Kadının kendi kalbinin sesi duyulacak diye korkması mı masumluktu, yoksa adamın karşısındaki hanımefendiye şiirler yazmak isterken delice haykırmamak için kendini zor tutuşu mu?


Yan yana uzun bir sohbetle sokak sokak gezmeye başladıklarında ikisinin de kalbi bir olmuş, göğüs kafeslerini zorluyordu. 


"Hanımefendi, merakımı lütfen maruz görün fakat mektuplarımda size koyduğum bir isimle sesleniyordum. Şimdi müsaade ederseniz gerçek isminizi öğrenmek isterim." 


Kadın bir süre adamın mavi gözlerinde boğuldu, kurtarıldı ve tekrar intihar etti. Aradan geçen saniyeler sonrası kadın dudaklarında bir tebessüm meydana getirdi.


"Sizin bana verdiğiniz isim çok güzel bir isimdi beyefendi. Sizin verdiğiniz isim beni ben kıldı. Ciddiyim."


"Sizi siz kılan bir isminiz yok muydu hanımefendi?"


Kadın durgunlaştı. Üzerlerine hafif hafif çiselemeye başlayan yağmuru hissettiğinde zihni başka bir dünyadaydı.


"Yoktu. Hiç kimse olan birine, bir isim koydunuz siz beyefendi. Bana lütfen öyle hitap edin. Çünkü ben zira ismimle geçmişimi yıllarda çürümeye bırakmış bir kadınım." 

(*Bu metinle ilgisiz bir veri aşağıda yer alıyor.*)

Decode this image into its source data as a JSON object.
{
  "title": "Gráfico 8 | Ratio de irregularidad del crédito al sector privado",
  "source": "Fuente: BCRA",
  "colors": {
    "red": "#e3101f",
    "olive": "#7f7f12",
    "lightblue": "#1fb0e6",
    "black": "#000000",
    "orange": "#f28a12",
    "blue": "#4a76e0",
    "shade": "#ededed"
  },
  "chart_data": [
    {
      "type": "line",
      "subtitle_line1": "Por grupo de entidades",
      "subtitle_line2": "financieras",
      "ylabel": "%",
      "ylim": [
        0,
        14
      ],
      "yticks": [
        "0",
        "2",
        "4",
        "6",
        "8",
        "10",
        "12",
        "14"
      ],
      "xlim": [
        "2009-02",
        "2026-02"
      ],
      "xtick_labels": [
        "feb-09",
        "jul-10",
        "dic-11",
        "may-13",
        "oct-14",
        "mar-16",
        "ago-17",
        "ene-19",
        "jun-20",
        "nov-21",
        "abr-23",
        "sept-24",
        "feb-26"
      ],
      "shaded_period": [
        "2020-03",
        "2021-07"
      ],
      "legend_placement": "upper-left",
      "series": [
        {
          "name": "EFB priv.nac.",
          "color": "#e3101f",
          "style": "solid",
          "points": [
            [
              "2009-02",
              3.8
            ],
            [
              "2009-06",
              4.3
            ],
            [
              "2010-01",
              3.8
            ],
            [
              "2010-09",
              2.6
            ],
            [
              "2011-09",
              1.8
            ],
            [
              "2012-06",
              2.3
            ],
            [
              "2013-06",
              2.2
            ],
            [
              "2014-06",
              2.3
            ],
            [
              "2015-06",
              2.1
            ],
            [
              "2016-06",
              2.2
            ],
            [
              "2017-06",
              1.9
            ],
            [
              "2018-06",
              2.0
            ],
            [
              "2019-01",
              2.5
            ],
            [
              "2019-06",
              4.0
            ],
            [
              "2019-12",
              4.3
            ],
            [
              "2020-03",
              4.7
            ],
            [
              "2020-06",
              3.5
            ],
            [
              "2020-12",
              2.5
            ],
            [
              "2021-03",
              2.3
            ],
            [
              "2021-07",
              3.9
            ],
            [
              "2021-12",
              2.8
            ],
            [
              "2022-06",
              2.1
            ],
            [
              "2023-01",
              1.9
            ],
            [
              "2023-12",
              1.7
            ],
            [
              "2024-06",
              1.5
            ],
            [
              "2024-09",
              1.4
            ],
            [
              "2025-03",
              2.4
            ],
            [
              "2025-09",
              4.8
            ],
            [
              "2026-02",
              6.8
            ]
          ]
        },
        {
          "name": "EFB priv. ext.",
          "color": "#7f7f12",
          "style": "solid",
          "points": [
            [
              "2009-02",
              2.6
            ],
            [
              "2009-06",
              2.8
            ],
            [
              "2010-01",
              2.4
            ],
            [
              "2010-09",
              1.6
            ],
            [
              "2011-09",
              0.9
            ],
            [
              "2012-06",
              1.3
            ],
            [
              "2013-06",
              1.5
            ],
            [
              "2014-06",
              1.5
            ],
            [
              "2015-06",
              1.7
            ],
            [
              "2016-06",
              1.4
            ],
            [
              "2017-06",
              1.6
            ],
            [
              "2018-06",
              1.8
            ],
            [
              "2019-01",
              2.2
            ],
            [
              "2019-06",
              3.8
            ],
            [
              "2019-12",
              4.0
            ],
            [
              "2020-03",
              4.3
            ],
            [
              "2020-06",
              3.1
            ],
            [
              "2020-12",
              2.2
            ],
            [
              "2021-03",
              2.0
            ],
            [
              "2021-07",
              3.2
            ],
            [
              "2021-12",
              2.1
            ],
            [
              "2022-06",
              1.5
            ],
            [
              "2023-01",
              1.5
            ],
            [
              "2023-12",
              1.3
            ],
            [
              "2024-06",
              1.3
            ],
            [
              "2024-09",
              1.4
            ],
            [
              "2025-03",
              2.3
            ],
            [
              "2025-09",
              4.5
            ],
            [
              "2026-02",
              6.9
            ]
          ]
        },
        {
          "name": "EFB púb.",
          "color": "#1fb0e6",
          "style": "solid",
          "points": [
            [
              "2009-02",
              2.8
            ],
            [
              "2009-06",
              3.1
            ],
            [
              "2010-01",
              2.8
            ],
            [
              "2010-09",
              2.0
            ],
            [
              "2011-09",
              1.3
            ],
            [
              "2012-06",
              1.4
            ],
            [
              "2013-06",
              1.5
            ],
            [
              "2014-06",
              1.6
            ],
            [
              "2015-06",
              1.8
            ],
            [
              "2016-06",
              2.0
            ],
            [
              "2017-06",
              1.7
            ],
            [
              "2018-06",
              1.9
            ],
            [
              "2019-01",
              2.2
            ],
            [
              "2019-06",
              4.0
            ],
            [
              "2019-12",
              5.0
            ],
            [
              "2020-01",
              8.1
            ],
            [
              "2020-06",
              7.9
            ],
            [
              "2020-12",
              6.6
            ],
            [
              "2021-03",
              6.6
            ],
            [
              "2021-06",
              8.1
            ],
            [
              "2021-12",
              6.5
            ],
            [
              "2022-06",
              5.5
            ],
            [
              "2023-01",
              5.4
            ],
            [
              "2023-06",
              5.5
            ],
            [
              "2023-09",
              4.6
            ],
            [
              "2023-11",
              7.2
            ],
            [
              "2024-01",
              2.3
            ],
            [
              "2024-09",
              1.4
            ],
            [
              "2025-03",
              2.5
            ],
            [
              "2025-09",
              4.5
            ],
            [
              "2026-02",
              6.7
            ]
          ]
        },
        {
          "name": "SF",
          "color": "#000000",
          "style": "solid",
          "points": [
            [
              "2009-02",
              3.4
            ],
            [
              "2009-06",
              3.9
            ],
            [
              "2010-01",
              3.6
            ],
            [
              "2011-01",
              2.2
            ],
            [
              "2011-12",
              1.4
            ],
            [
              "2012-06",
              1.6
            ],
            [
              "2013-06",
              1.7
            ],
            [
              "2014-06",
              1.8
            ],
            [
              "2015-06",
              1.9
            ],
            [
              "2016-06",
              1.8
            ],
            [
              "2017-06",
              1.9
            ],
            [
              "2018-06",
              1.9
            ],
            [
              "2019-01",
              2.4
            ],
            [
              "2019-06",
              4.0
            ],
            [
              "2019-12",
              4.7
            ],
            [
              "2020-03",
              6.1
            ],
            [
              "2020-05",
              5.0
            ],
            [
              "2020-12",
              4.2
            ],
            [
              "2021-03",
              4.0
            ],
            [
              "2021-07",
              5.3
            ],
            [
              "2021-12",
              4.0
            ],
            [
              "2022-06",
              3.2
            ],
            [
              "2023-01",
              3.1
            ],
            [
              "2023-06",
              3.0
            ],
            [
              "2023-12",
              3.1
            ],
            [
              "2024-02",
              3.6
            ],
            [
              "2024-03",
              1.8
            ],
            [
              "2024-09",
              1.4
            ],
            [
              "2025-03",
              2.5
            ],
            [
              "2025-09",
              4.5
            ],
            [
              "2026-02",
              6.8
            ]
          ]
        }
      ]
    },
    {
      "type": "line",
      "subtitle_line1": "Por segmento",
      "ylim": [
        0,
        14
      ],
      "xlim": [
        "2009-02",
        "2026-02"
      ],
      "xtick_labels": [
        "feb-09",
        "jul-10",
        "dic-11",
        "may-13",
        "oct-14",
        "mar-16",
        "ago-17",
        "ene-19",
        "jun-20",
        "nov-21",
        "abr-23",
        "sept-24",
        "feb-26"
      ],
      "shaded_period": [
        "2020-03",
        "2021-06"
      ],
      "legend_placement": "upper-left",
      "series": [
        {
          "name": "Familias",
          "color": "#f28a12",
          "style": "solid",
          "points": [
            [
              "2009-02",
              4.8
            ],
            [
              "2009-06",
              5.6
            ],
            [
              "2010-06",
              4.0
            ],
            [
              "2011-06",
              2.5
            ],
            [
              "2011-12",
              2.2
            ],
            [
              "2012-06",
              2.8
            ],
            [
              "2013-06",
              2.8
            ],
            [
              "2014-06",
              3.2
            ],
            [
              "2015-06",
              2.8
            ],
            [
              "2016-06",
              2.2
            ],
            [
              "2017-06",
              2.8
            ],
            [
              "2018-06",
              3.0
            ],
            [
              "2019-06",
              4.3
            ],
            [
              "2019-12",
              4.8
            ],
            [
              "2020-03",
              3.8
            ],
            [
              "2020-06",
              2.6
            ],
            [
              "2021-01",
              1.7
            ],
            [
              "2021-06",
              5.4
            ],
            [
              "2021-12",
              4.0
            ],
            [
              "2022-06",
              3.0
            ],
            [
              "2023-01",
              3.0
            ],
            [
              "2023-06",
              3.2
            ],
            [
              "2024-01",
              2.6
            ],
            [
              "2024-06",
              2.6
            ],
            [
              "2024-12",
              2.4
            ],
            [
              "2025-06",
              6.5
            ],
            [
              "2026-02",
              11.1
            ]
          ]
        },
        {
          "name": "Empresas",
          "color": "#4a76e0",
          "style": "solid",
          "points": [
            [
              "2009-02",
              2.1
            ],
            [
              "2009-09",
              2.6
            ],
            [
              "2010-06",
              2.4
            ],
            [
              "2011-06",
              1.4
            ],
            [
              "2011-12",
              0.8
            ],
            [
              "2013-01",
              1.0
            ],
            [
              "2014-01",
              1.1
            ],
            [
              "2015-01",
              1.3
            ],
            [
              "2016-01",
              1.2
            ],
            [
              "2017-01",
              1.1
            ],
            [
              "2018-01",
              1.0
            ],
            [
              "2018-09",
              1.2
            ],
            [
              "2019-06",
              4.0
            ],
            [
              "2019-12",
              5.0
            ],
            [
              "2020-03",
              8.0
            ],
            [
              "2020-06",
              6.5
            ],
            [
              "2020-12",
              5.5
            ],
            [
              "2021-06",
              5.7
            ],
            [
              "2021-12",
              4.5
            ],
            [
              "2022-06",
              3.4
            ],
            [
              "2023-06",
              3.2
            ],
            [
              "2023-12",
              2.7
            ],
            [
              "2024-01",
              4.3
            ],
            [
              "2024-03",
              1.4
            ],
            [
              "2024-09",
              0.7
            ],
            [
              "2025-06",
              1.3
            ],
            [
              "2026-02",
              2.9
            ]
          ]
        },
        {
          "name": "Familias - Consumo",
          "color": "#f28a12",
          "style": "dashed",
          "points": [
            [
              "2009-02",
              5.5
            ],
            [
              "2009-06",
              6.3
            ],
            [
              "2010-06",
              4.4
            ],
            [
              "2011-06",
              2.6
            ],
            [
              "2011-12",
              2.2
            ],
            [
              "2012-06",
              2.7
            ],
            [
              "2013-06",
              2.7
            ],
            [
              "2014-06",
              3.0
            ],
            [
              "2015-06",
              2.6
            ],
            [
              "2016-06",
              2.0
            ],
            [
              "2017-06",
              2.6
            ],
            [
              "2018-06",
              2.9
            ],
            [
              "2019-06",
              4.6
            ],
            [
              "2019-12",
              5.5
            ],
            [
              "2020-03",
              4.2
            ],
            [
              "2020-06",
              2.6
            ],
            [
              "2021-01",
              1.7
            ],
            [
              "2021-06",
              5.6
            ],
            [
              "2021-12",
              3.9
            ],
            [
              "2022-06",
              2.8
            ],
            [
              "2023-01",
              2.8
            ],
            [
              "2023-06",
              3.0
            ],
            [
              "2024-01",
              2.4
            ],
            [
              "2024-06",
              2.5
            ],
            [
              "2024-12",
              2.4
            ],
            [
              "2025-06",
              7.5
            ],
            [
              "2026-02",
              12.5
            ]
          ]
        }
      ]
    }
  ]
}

Mavilerin kırılma sesi olsaydı adam şu an kırk yerinden kırk ayrı kırılma sesi duyardı. Kadın ve adamın gözleri birbirlerine bakamıyordu. Adam derin bir nefes aldı ve gözlerini kapattı. Üzerlerine sevecen taneler bırakan yağmur tanelerine bir de serin bir kış rüzgarı misafir olarak kadının saçlarını savuşturdu. Kadın, karşıdaki dükkanları izleyerek heyecanını ve kalbini dizginlemeye çalışırken adam, aldığı muhtemelen üçüncü derin nefesini yavaş yavaş verdi. Saniyelik bir duraklamadan sonra bedenini ve gözlerini kadına doğrulttu. Kadın, heyecandan bütün vücudunu hareketsiz bırakmış, kızaran yanaklarını saklamaya çalışıyordu. Adam yamuk bir gülüşle bunu anladı ve kadının gözlerinin hizasına geçti. Kadının narin yüzünü, çenesinden hafifçe kaldırarak kendi mavi gözlerine, sevdiği kadının gözlerinin elasını bulaştırdı. 


Adamın dudaklarından döküldü, kadının gencecik ruhunun adı.


"Liva." 


Kadının gözlerindeki ela dalgalandı. İkisi de birbirlerine tebessümle baktı.